OpenCL on Apple M1

After some fiddling I finally got OpenCL working on my new MacBook Air with the M1. Basically it was only a matter of finding the right settings with some trial and error, the current blender code is already up to the task.
I did not test very much yet, but the famous BMW renders in about 3:40 minutes (GPU and CPU combined).

As I totally understand the reasons behind the deactivation of OpenCL on macOS in blender, my question is:
Is it possible to add some small additions to the deactivated macOS-parts or even turn it on for the M1 by default as long as there is no official support yet? Maybe it is useful for other users too.

Best regards,
Christian

2 Likes

We won’t be re-enabling OpenCL support on macOS or doing any improvements to the code for it. It can work in simpler scenes but there are problems in others.

1 Like

I understand and can confirm, that not all demo files work.
The nasty part of these bugs is, that the program does not gracefully fail, but in the background Apples OpenCL/Metal-wrapper begins to slowly grow in size (>25 GB!!) and blender becomes frozen and must be terminated with force.
To my limited understanding Apple does an on-the-fly translation to Metal with MTLCompilerService without a real OpenCL-driver and this does not work reliably for now.

As a very similar problem is described here: https://discussions.apple.com/thread/252165752
It seems possible, that Metal itself could be the problem.

Anyway, I was pleasantly surprised how well blender works on the M1 in limited scenarios and will do further tests. Basically I only had to switch off NANOVDB and turn on the OpenCL-driver again, the rest would have been small UI adaptions.

If I find something interesting, I would like to post it here.

Thank You,
Christian

1 Like

Some observations:

The ugly memory leak only occurs, when any of the (3) volume materials is connected to the volume input of the material output node.

Every surface shader does not freeze and only hair material shows wrong results.

For denoising I have to use OpenImageDenoise, NLM gives artifacts.

The SSS performance of the GPU seems to be mediocre but works without noticeable errors (this monster_under_the_bed demo works nicely). The SSS kernel needs the longest time to compile , the rest of the kernels is built in under 5 seconds each.

I only have the base 8GB model and of course big scenes bring the MacBook down, but it stays more snappy while rendering, compared to my 32GB i4790k with an 8GB Vega 56, which lags in OpenCL (Win10 and Big Sur ;).

To be continued …

1 Like

… and now it works!

In an attempt to leave optimizations to the assumed OpenCL-wrapper I disabled inlining and now volume shading works on the GPU.

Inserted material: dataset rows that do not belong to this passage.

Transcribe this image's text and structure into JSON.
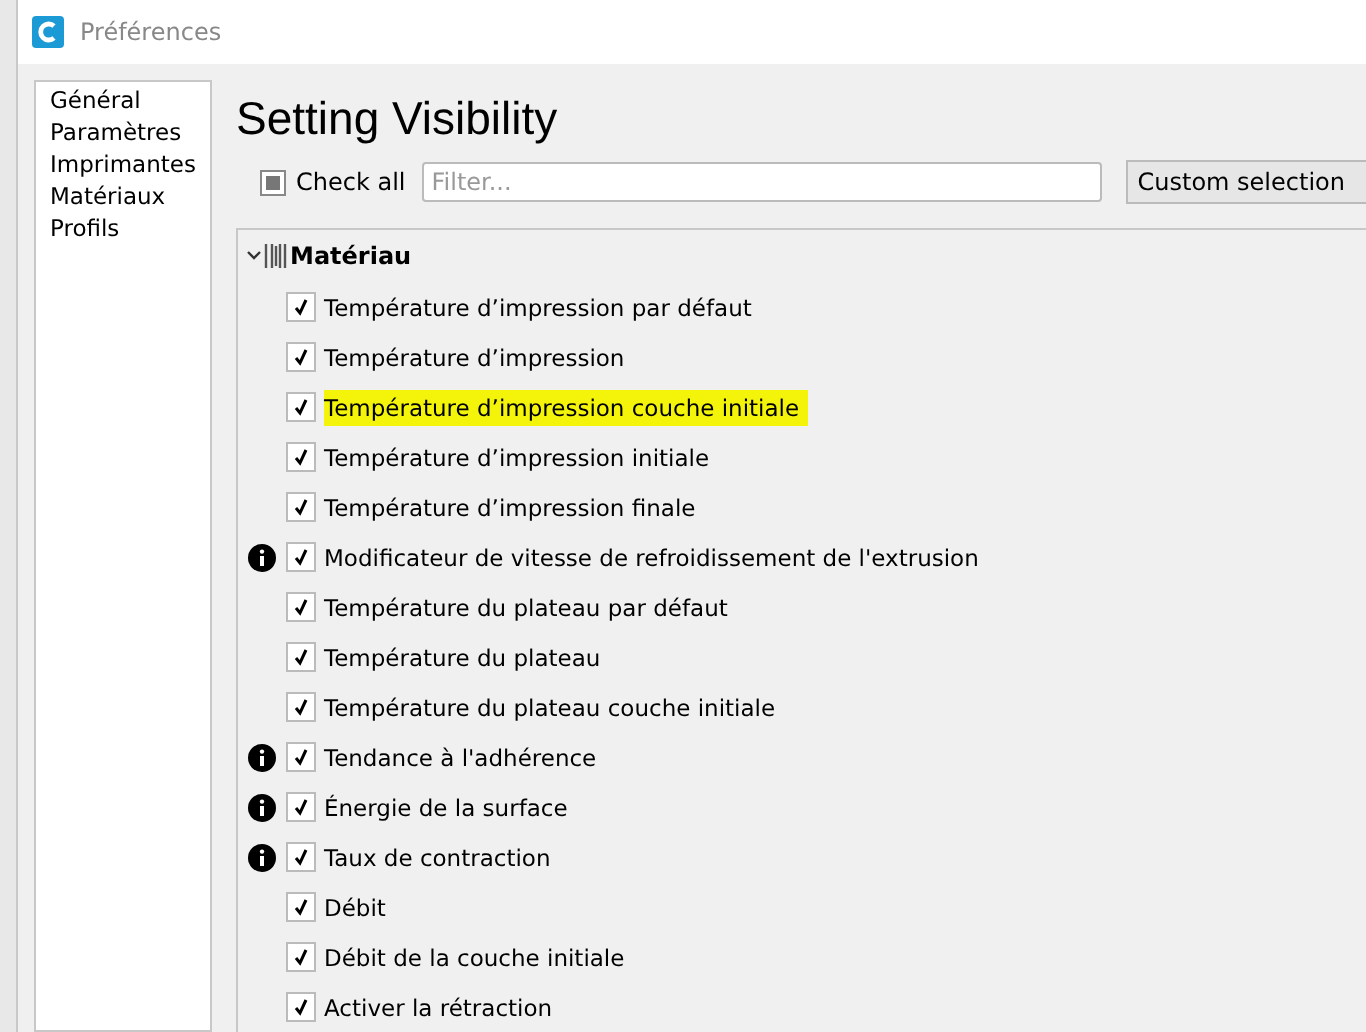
{
  "window": {
    "title": "Préférences"
  },
  "sidebar": {
    "items": [
      {
        "label": "Général",
        "selected": false
      },
      {
        "label": "Paramètres",
        "selected": false
      },
      {
        "label": "Imprimantes",
        "selected": false
      },
      {
        "label": "Matériaux",
        "selected": false
      },
      {
        "label": "Profils",
        "selected": false
      }
    ]
  },
  "page": {
    "title": "Setting Visibility",
    "check_all": {
      "label": "Check all",
      "checked": false
    },
    "filter": {
      "placeholder": "Filter..."
    },
    "preset": {
      "value": "Custom selection"
    }
  },
  "category": {
    "label": "Matériau",
    "expanded": true,
    "settings": [
      {
        "label": "Température d’impression par défaut",
        "checked": true,
        "info": false,
        "highlighted": false
      },
      {
        "label": "Température d’impression",
        "checked": true,
        "info": false,
        "highlighted": false
      },
      {
        "label": "Température d’impression couche initiale",
        "checked": true,
        "info": false,
        "highlighted": true
      },
      {
        "label": "Température d’impression initiale",
        "checked": true,
        "info": false,
        "highlighted": false
      },
      {
        "label": "Température d’impression finale",
        "checked": true,
        "info": false,
        "highlighted": false
      },
      {
        "label": "Modificateur de vitesse de refroidissement de l'extrusion",
        "checked": true,
        "info": true,
        "highlighted": false
      },
      {
        "label": "Température du plateau par défaut",
        "checked": true,
        "info": false,
        "highlighted": false
      },
      {
        "label": "Température du plateau",
        "checked": true,
        "info": false,
        "highlighted": false
      },
      {
        "label": "Température du plateau couche initiale",
        "checked": true,
        "info": false,
        "highlighted": false
      },
      {
        "label": "Tendance à l'adhérence",
        "checked": true,
        "info": true,
        "highlighted": false
      },
      {
        "label": "Énergie de la surface",
        "checked": true,
        "info": true,
        "highlighted": false
      },
      {
        "label": "Taux de contraction",
        "checked": true,
        "info": true,
        "highlighted": false
      },
      {
        "label": "Débit",
        "checked": true,
        "info": false,
        "highlighted": false
      },
      {
        "label": "Débit de la couche initiale",
        "checked": true,
        "info": false,
        "highlighted": false
      },
      {
        "label": "Activer la rétraction",
        "checked": true,
        "info": false,
        "highlighted": false
      }
    ]
  }
}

Everything that does not work now, I would attribute to the lack of RAM in my machine, but I will continue testing.

Here is my first test (CT-Scan of a knee -> BVTK-Nodes -> no manual clean up, only basic lighting and a procedural bone material, muscles as volume):


Everything native arm64, no Rosetta2.

@brecht
I understand that You will not happily re-enable OpenCL on the Mac, especially as long Apple tags it it as deprecated, but would you eventually reevaluate the situation in the not so distant future?

Small status update:

I continued with more testing and benchmarking. Not a single crash, but different speed gains or losses with or without GPU.
Terminal output for bmw27 OpenCl:
Fra:1 Mem:297.39M (Peak 315.39M) | Time:04:33.81 | Mem:638.78M, Peak:646.78M | Scene, RenderLayer | Finished

I0422 16:54:02.770961 301022528 blender_session.cpp:591] Total render time: 271.796

I0422 16:54:02.770993 301022528 blender_session.cpp:592] Render time (without synchronization): 268.257

This is GPU only and if I read the blender benchmark database correctly, we are positioned between a NVIDIA 1050 and a 1050 Ti running CUDA.
For me this leads to the assumption, that the OpenCL-wrapper from Apple works pretty well. AFAIK the raw GPU of the M1 should be in the ballpark of these two NVIDIA GPU’s and the real-world result does reflect this closely.
Given the similarities between OpenCL kernel and Metal Performance Shaders I doubt, that a native hypothetical cycles metal device would improve this performance by a lot.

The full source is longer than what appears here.